Brahman is called as the Internal Ruler in Bṛhadāraṇyaka Upaniṣad (III.vii.1). It asks, “Do you know that Internal Ruler, who controls this life as well as the next life and also controls all the beings by remaining within.” This clearly proves that without the Self, nothing can function. The Upaniṣad does not stop with this. It proceeds to say, “The one who knows Him, indeed knows Brahman.” This conclusively proves that the Internal Ruler is none other than Brahman. Realizing Him as the Internal Ruler (the Self within) is not difficult. What we need is a True Guru, spiritual knowledge and persistent practice (contemplation or meditation).
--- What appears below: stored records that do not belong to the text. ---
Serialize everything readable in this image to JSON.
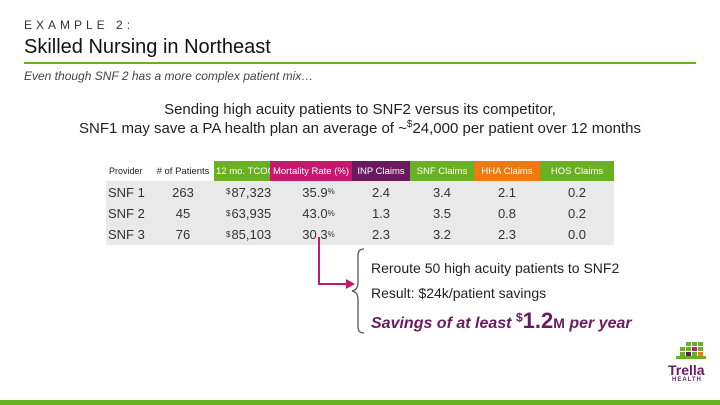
{
  "header": {
    "eyebrow": "EXAMPLE 2:",
    "title": "Skilled Nursing in Northeast",
    "subtitle": "Even though SNF 2 has a more complex patient mix…"
  },
  "headline": {
    "line1": "Sending high acuity patients to SNF2 versus its competitor,",
    "line2_before": "SNF1 may save a PA health plan an average of ~",
    "currency": "$",
    "line2_after": "24,000 per patient over 12 months"
  },
  "table": {
    "columns": {
      "provider": "Provider",
      "patients": "# of Patients",
      "tcoc": "12 mo. TCOC",
      "mortality": "Mortality Rate (%)",
      "inp": "INP Claims",
      "snf": "SNF Claims",
      "hha": "HHA Claims",
      "hos": "HOS Claims"
    },
    "rows": [
      {
        "provider": "SNF 1",
        "patients": "263",
        "cur": "$",
        "tcoc": "87,323",
        "mortality": "35.9",
        "pct": "%",
        "inp": "2.4",
        "snf": "3.4",
        "hha": "2.1",
        "hos": "0.2"
      },
      {
        "provider": "SNF 2",
        "patients": "45",
        "cur": "$",
        "tcoc": "63,935",
        "mortality": "43.0",
        "pct": "%",
        "inp": "1.3",
        "snf": "3.5",
        "hha": "0.8",
        "hos": "0.2"
      },
      {
        "provider": "SNF 3",
        "patients": "76",
        "cur": "$",
        "tcoc": "85,103",
        "mortality": "30.3",
        "pct": "%",
        "inp": "2.3",
        "snf": "3.2",
        "hha": "2.3",
        "hos": "0.0"
      }
    ]
  },
  "callout": {
    "reroute": "Reroute 50 high acuity patients to SNF2",
    "result": "Result: $24k/patient savings",
    "savings_prefix": "Savings of at least ",
    "savings_currency": "$",
    "savings_value": "1.2",
    "savings_unit": "M",
    "savings_suffix": " per year"
  },
  "logo": {
    "name": "Trella",
    "sub": "HEALTH"
  },
  "colors": {
    "green": "#6ab023",
    "magenta": "#c6186c",
    "purple": "#6a1b60",
    "orange": "#f07a10",
    "row_bg": "#e9e9e9"
  }
}
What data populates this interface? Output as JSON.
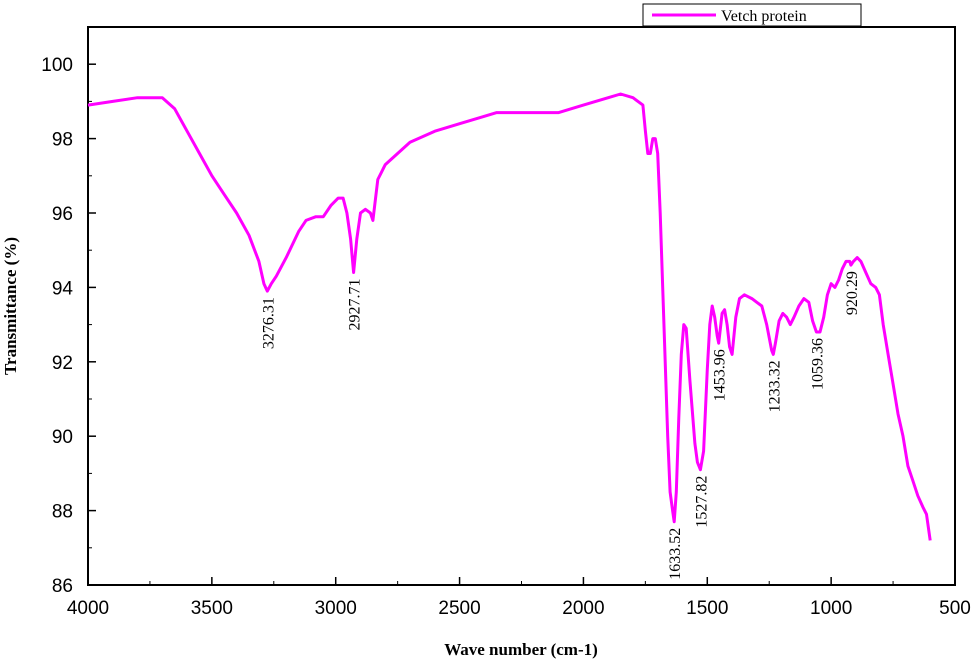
{
  "chart_data": {
    "type": "line",
    "title": "",
    "xlabel": "Wave number (cm-1)",
    "ylabel": "Transmittance (%)",
    "xlim": [
      4000,
      500
    ],
    "ylim": [
      86,
      101
    ],
    "x_reversed": true,
    "xticks": [
      4000,
      3500,
      3000,
      2500,
      2000,
      1500,
      1000,
      500
    ],
    "yticks": [
      86,
      88,
      90,
      92,
      94,
      96,
      98,
      100
    ],
    "grid": false,
    "legend_position": "top-right",
    "series": [
      {
        "name": "Vetch protein",
        "color": "#ff00ff",
        "points": [
          [
            4000,
            98.9
          ],
          [
            3900,
            99.0
          ],
          [
            3800,
            99.1
          ],
          [
            3700,
            99.1
          ],
          [
            3650,
            98.8
          ],
          [
            3600,
            98.2
          ],
          [
            3550,
            97.6
          ],
          [
            3500,
            97.0
          ],
          [
            3450,
            96.5
          ],
          [
            3400,
            96.0
          ],
          [
            3350,
            95.4
          ],
          [
            3310,
            94.7
          ],
          [
            3290,
            94.1
          ],
          [
            3276.31,
            93.9
          ],
          [
            3260,
            94.1
          ],
          [
            3240,
            94.3
          ],
          [
            3200,
            94.8
          ],
          [
            3150,
            95.5
          ],
          [
            3120,
            95.8
          ],
          [
            3080,
            95.9
          ],
          [
            3050,
            95.9
          ],
          [
            3020,
            96.2
          ],
          [
            2990,
            96.4
          ],
          [
            2970,
            96.4
          ],
          [
            2955,
            96.0
          ],
          [
            2940,
            95.3
          ],
          [
            2927.71,
            94.4
          ],
          [
            2915,
            95.3
          ],
          [
            2900,
            96.0
          ],
          [
            2880,
            96.1
          ],
          [
            2860,
            96.0
          ],
          [
            2850,
            95.8
          ],
          [
            2830,
            96.9
          ],
          [
            2800,
            97.3
          ],
          [
            2700,
            97.9
          ],
          [
            2600,
            98.2
          ],
          [
            2500,
            98.4
          ],
          [
            2400,
            98.6
          ],
          [
            2350,
            98.7
          ],
          [
            2300,
            98.7
          ],
          [
            2200,
            98.7
          ],
          [
            2100,
            98.7
          ],
          [
            2000,
            98.9
          ],
          [
            1900,
            99.1
          ],
          [
            1850,
            99.2
          ],
          [
            1800,
            99.1
          ],
          [
            1760,
            98.9
          ],
          [
            1750,
            98.2
          ],
          [
            1740,
            97.6
          ],
          [
            1730,
            97.6
          ],
          [
            1720,
            98.0
          ],
          [
            1710,
            98.0
          ],
          [
            1700,
            97.6
          ],
          [
            1690,
            96.0
          ],
          [
            1680,
            94.0
          ],
          [
            1670,
            92.0
          ],
          [
            1660,
            90.0
          ],
          [
            1650,
            88.5
          ],
          [
            1640,
            88.0
          ],
          [
            1633.52,
            87.7
          ],
          [
            1625,
            88.5
          ],
          [
            1615,
            90.5
          ],
          [
            1605,
            92.2
          ],
          [
            1595,
            93.0
          ],
          [
            1585,
            92.9
          ],
          [
            1570,
            91.5
          ],
          [
            1550,
            89.8
          ],
          [
            1540,
            89.3
          ],
          [
            1527.82,
            89.1
          ],
          [
            1515,
            89.6
          ],
          [
            1500,
            91.8
          ],
          [
            1490,
            93.0
          ],
          [
            1480,
            93.5
          ],
          [
            1470,
            93.2
          ],
          [
            1460,
            92.7
          ],
          [
            1453.96,
            92.5
          ],
          [
            1440,
            93.3
          ],
          [
            1430,
            93.4
          ],
          [
            1420,
            93.0
          ],
          [
            1410,
            92.4
          ],
          [
            1400,
            92.2
          ],
          [
            1385,
            93.2
          ],
          [
            1370,
            93.7
          ],
          [
            1350,
            93.8
          ],
          [
            1320,
            93.7
          ],
          [
            1300,
            93.6
          ],
          [
            1280,
            93.5
          ],
          [
            1260,
            93.0
          ],
          [
            1240,
            92.3
          ],
          [
            1233.32,
            92.2
          ],
          [
            1225,
            92.5
          ],
          [
            1210,
            93.1
          ],
          [
            1195,
            93.3
          ],
          [
            1180,
            93.2
          ],
          [
            1165,
            93.0
          ],
          [
            1150,
            93.2
          ],
          [
            1130,
            93.5
          ],
          [
            1110,
            93.7
          ],
          [
            1090,
            93.6
          ],
          [
            1075,
            93.1
          ],
          [
            1059.36,
            92.8
          ],
          [
            1045,
            92.8
          ],
          [
            1030,
            93.2
          ],
          [
            1015,
            93.8
          ],
          [
            1000,
            94.1
          ],
          [
            985,
            94.0
          ],
          [
            970,
            94.2
          ],
          [
            955,
            94.5
          ],
          [
            940,
            94.7
          ],
          [
            925,
            94.7
          ],
          [
            920.29,
            94.6
          ],
          [
            910,
            94.7
          ],
          [
            895,
            94.8
          ],
          [
            880,
            94.7
          ],
          [
            860,
            94.4
          ],
          [
            840,
            94.1
          ],
          [
            820,
            94.0
          ],
          [
            805,
            93.8
          ],
          [
            790,
            93.0
          ],
          [
            770,
            92.2
          ],
          [
            750,
            91.4
          ],
          [
            730,
            90.6
          ],
          [
            710,
            90.0
          ],
          [
            690,
            89.2
          ],
          [
            670,
            88.8
          ],
          [
            650,
            88.4
          ],
          [
            630,
            88.1
          ],
          [
            615,
            87.9
          ],
          [
            600,
            87.2
          ]
        ]
      }
    ],
    "annotations": [
      {
        "text": "3276.31",
        "x": 3276.31,
        "y": 93.9
      },
      {
        "text": "2927.71",
        "x": 2927.71,
        "y": 94.4
      },
      {
        "text": "1633.52",
        "x": 1633.52,
        "y": 87.7
      },
      {
        "text": "1527.82",
        "x": 1527.82,
        "y": 89.1
      },
      {
        "text": "1453.96",
        "x": 1453.96,
        "y": 92.5
      },
      {
        "text": "1233.32",
        "x": 1233.32,
        "y": 92.2
      },
      {
        "text": "1059.36",
        "x": 1059.36,
        "y": 92.8
      },
      {
        "text": "920.29",
        "x": 920.29,
        "y": 94.6
      }
    ]
  }
}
Vivekacūḍāmaṇi (429 and 429) beautifully summarises this discussion. It says, “He, whose prajñā (wisdom, intelligence, knowledge, discrimination, judgment) is steady, who has perpetual bliss, who has almost forgotten the material world (it is not said that one should forget the material world completely; it is only said that the material world should forgotten to the maximum possible extent), is accepted as a person liberated in this birth itself. He who even having his mind merged in Brahman is also quite alert; but at the same time, he is free from the characteristics of mundane active life, and whose realization is free from desires is accepted as a man liberated in this life (jīvanmukata).” A jīvanmukata is the one, who is liberated and still holds on his physical body to expend all his karmic impressions.